Thermal properties and microstructure of a plasma sprayed Wollastonite coating

Wollastonite coatings were deposited using an atmospheric plasma spraying technique. The microstructure and phase compositions of the coating before and after heat treatment were investigated using scanning electron microscopy (SEM), x-ray diffraction (XRD), and differential thermal analysis (DTA) technologies, respectively. In addition, the coefficient of thermal expansion and thermal diffusivity of the coating were also investigated. Crystalline wollastonite, glassy phase, and tridymite (SiO2) were observed in the coating.

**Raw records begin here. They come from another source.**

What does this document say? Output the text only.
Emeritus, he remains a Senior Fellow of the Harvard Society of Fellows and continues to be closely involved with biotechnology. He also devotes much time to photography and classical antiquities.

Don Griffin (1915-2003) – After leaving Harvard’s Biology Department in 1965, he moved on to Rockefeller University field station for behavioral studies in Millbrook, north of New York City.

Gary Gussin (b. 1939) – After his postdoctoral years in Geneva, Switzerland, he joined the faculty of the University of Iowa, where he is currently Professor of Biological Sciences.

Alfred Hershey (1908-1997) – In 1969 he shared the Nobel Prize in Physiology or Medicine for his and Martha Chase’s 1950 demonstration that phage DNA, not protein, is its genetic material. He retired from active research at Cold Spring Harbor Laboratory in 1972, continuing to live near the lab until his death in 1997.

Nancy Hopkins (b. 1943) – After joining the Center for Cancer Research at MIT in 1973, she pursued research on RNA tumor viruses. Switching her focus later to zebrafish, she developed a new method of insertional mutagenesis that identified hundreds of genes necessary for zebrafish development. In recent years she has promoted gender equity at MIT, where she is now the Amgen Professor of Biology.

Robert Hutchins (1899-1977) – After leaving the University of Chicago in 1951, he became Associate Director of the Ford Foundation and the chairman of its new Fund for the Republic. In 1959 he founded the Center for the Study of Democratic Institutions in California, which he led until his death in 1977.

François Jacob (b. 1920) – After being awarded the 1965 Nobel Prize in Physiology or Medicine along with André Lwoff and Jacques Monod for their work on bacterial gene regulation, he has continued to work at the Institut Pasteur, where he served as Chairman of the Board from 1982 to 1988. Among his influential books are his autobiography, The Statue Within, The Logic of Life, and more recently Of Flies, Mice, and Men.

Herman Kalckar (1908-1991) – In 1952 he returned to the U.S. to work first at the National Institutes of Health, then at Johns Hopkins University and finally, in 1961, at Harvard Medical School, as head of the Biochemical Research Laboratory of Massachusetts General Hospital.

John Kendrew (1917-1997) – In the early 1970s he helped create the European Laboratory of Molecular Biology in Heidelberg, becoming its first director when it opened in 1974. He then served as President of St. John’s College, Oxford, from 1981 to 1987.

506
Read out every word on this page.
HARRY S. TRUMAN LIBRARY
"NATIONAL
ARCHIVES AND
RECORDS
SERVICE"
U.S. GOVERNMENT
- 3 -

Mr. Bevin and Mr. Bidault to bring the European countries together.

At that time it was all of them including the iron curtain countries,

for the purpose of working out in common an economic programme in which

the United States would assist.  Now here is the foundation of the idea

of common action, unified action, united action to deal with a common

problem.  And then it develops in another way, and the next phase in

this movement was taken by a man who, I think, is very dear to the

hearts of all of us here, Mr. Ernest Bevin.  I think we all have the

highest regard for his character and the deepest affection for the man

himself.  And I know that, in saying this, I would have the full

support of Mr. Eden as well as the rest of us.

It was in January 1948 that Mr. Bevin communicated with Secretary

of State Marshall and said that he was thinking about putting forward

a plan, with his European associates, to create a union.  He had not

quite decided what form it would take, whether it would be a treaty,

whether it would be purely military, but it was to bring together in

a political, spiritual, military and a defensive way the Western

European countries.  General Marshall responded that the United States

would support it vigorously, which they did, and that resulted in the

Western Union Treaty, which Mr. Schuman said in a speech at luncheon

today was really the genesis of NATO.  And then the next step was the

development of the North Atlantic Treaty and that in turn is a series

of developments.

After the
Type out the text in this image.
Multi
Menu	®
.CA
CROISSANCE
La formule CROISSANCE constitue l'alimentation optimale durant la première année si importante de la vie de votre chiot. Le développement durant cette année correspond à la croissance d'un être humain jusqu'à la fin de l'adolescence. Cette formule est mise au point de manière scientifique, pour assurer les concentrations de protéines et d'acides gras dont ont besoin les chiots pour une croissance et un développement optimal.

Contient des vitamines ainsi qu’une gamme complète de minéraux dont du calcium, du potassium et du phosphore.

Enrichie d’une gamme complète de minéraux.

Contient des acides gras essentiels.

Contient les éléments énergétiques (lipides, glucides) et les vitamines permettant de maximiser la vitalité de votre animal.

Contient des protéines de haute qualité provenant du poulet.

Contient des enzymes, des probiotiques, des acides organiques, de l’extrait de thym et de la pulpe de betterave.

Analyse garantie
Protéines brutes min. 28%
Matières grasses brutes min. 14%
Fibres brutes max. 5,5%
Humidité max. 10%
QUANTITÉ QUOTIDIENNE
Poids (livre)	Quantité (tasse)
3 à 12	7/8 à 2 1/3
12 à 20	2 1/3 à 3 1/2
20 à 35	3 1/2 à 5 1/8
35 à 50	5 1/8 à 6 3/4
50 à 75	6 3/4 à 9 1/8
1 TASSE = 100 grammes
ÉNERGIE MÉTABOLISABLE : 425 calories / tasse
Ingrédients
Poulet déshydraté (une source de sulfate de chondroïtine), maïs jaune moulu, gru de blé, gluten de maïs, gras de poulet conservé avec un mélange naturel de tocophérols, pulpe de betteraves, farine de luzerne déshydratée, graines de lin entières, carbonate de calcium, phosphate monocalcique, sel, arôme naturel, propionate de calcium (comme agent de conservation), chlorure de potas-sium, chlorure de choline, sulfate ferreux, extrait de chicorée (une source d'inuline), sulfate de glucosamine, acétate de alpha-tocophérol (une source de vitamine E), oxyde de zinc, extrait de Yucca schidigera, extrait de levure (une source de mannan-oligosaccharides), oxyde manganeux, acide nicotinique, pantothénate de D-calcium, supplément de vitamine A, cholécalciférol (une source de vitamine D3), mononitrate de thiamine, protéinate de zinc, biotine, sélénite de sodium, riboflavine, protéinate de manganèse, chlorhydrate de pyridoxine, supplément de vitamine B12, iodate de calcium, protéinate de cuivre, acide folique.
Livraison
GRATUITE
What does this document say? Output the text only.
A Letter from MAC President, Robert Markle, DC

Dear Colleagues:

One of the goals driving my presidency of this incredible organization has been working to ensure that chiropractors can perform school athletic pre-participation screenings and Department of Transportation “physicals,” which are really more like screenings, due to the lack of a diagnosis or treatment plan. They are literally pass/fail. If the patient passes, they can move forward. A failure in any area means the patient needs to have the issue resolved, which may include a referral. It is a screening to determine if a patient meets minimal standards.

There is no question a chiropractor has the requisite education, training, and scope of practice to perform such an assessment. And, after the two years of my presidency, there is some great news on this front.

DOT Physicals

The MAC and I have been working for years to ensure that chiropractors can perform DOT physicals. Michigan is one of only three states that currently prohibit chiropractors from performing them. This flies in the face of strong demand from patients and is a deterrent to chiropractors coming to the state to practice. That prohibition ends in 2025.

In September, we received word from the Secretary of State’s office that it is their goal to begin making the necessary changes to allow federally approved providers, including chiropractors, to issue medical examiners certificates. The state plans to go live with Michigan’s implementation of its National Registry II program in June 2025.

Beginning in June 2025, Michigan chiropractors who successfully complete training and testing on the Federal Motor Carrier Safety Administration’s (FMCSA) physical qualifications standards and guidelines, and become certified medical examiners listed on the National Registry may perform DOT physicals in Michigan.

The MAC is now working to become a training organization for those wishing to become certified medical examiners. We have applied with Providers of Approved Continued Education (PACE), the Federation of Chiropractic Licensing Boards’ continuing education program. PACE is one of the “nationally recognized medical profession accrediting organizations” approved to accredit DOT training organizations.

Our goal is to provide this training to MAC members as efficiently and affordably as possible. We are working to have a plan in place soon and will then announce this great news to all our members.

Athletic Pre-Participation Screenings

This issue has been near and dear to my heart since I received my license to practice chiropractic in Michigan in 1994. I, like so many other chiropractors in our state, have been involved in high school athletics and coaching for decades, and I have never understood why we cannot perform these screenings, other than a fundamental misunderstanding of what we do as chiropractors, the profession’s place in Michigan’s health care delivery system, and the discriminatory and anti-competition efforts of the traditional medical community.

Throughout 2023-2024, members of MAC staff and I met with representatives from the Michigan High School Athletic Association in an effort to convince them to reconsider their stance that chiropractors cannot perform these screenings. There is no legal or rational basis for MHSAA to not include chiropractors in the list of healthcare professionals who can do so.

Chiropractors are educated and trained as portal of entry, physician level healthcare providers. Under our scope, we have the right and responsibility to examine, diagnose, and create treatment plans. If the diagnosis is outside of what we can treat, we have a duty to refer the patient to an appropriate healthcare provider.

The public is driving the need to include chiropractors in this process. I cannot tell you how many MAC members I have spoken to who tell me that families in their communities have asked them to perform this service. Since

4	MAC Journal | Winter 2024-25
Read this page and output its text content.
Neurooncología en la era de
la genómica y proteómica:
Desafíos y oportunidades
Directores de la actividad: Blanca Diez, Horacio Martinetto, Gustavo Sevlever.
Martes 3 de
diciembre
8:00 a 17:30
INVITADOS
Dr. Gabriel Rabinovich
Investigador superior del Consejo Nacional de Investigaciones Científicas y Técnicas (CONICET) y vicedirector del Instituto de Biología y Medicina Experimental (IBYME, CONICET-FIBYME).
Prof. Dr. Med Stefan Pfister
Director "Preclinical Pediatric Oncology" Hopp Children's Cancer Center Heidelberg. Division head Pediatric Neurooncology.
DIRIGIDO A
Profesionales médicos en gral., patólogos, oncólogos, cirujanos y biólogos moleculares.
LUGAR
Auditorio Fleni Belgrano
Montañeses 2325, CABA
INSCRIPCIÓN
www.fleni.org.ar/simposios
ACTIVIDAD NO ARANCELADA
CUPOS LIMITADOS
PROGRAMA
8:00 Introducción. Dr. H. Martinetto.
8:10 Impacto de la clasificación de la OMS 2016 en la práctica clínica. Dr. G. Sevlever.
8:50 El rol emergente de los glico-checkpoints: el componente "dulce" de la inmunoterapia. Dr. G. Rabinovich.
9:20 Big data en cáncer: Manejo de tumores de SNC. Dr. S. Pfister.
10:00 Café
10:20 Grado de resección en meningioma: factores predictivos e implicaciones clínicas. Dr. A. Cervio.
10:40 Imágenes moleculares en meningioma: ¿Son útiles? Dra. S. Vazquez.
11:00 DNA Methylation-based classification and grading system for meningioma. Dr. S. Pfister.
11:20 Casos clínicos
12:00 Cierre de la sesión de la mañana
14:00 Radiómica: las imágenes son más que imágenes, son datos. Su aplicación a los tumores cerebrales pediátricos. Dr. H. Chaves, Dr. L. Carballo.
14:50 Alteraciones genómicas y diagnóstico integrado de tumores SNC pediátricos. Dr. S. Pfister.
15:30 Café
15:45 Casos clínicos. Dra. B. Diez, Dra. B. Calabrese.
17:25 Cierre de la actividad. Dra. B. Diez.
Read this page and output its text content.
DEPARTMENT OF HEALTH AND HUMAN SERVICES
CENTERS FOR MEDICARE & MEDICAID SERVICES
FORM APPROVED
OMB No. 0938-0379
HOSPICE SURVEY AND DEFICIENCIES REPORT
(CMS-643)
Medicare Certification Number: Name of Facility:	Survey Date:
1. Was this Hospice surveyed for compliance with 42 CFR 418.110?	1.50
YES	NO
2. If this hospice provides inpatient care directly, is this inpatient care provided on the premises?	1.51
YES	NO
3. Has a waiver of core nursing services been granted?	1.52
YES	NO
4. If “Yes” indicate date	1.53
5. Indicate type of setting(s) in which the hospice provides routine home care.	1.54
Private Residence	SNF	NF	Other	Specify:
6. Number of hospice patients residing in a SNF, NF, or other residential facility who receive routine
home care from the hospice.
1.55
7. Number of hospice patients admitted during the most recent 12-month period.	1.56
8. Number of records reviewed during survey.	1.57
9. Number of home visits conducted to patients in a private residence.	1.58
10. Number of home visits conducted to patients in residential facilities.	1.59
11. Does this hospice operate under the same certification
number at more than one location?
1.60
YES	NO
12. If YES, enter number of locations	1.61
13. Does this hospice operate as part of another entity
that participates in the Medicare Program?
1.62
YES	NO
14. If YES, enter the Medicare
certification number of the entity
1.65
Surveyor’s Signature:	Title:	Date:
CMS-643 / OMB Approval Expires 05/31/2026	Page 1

Tridymite SiO2) likely reacted with other composites such as CaO and glassy phase to form crystalline wollastonite when the coating was heated at about 882 degreesC. During the first thermal cycle, the coefficient of thermal expansion of the coating decreased dramatically between 700 and 850 degreesC and the thermal diffusivity of the coating was 2.7-3.1 x 10(-3)cm(2) between 20 and 1000 degreesC. During the second thermal cycle, the coefficient of thermal expansion of the coating increased slightly between room temperature and 1000 degreesC and the thermal diffusivity of the coating increased by about 20% compared with that of the first thermal cycle. The atmospheric plasma sprayed Wollastonite coating may be used as thermal barrier coating.